Even in high school, Marie knew that the bulimia had to stop. She was suffering health effects on her teeth, and no longer had periods. By senior year, she weighed a scant 85 pounds. After high school, Marie enrolled a Syracuse University to study journalism. She managed to boost her weight to 110 pounds, “just enough to keep me out of the hospital,” she said.

She moved to Bulgaria after graduation, working as a writer for four years. She met Ivaylo Notchev. They have been married for 17 years and have four children. Today, in addition to being a wife, mom, and freelance journalist, Marie is a Biblical counselor at the non-denominational Heritage Bible Chapel in Princeton. She counsels women struggling with eating disorders, and other problems, using Bible study as a guide to healing.

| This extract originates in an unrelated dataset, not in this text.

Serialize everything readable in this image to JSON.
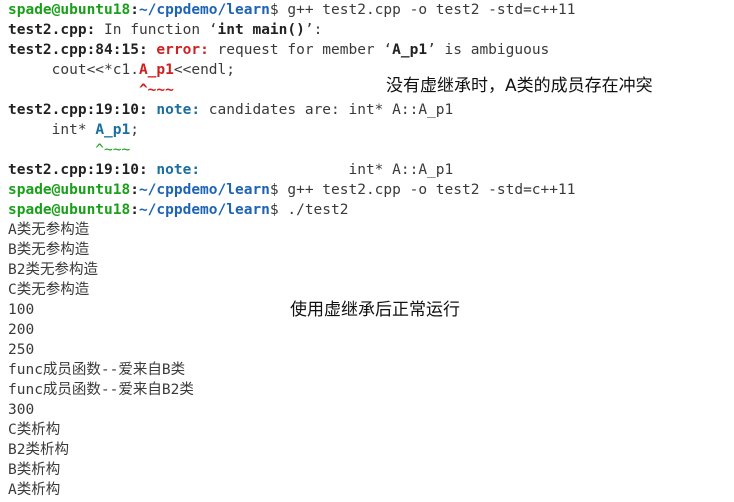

Medical models claim that addiction is a disease, where recovery is an ongoing process, she says, but Biblical counselors take a different approach. “Eating disorders, like other addictions, are not organic diseases. Rather, they’re learned behaviors that by God’s grace can be unlearned,” she explains. “The addiction has become a life dominating force. We consult the Scripture to break the addict’s thought patterns, to renew their minds with God’s word, allowing the Holy Spirit to come in and change their heart.”

Bible-based counseling rejects the secular therapist’s view of man, she said. “The Bible addresses in principal any problem we have. It is not psychology, not psychotherapy, but the work of God that is sufficient,” she said.

Many women have written to Marie saying her book has helped them greatly. “It’s important to understand the grace and restoration aspect. That is what gives people hope and joy,” she said.
“Redeemed from the Pit of Bulimia” is available at Amazon.com."